Als ich für drei Tage fort war, um meine Tochter aus Ostpreußen zurückzuholen, fuhr mein Mann in den Hunsrück, um die dorthin evakuierte Frau Letterhaus, die Frau seines besten Freundes, zu unterrichten, daß ihr Mann verhaftet worden sei. Herr Letterhaus war Hauptmann im OKW. Am folgenden Tag erschien die Gestapo auch in unserer Wohnung. Es war der

12. August, an dem sie meinen Mann verhafteten. Die beiden ältesten Mädchen und die kleine von vier Jahren waren während der Verhaftung im Hause. Ich kam gegen Abend zurück.

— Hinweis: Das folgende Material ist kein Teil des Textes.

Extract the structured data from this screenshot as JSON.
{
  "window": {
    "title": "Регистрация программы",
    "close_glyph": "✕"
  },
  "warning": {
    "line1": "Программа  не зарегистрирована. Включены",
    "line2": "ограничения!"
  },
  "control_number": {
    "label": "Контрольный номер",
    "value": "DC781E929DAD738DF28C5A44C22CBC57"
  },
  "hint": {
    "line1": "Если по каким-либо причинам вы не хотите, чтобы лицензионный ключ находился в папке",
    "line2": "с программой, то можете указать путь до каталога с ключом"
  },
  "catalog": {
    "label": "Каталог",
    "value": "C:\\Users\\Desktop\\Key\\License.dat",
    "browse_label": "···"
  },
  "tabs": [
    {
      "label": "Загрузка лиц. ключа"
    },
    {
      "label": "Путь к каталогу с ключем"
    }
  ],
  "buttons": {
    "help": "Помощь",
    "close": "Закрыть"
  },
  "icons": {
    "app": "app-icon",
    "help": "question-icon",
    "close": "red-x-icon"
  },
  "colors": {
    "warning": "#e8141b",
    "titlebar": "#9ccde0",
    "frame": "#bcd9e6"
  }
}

Nach vielen Bemühungen erfuhr ich Tage später, daß mein Mann erst nach Frankfurt und dann vermutlich noch Berlin gebracht worden sei. Am 6. September war unser Klaus ein Jahr vermißt. Es war mir außerordentlich schwer an dem Tag, nun zwei Vermißte zu haben. Aber mit einer späteren Post erhielt ich doch eine Nachricht vom Vater, Absender Polizeischule Fürstenberg. Ich war sehr froh, auch daß ich ihm unbegrenzt alles schicken durfte, was es 1944 noch gab. Auch unser Kardinal Frings schickte Lebensmittel, aber der Ärmste hat sie und alles andere nicht bekommen.

Dann erfolgte die Verlegung noch Berlin-Tegel. Von einem unserer Freunde wurde ich benachrichtigt, daß Not sei und ich unbedingt kommen müßte. Am 30. November wurde ich zum Besuch vorgelassen, nachdem ich am Volksgerichtshof eine Sprecherlaubnis eingeholt hatte. "Gott sei Dank", sagte der Wärter, der meinem Mann viel Gutes getan, "daß Sie endlich kommen, Ihr Mann hat es wirklich verdient und hat solches Heimweh nach seinen Lieben." Das Wiedersehen mit meinem Mann und unsere Freude - ich hatte auch noch unsere älteste Tochter mitgebracht - kann ich nicht schildern. Wir konnten beide vor Erschütterung nicht sprechen.

Am 3. Dezember sollte die erste Gerichtsverhandlung sein. Ich verbrachte den Tag in Gebet und Sorge. Am Abend rief mich dann der vom Volksgerichtshof bestellte Verteidiger an, daß die Verhandlung noch nicht stattgefunden habe. Ich sollte nur heimfahren. So fuhr ich zurück zu den Kindern, um ihnen ein bescheidenes Weihnachtsfest zu bereiten, worum mein Mann mich gebeten hatte.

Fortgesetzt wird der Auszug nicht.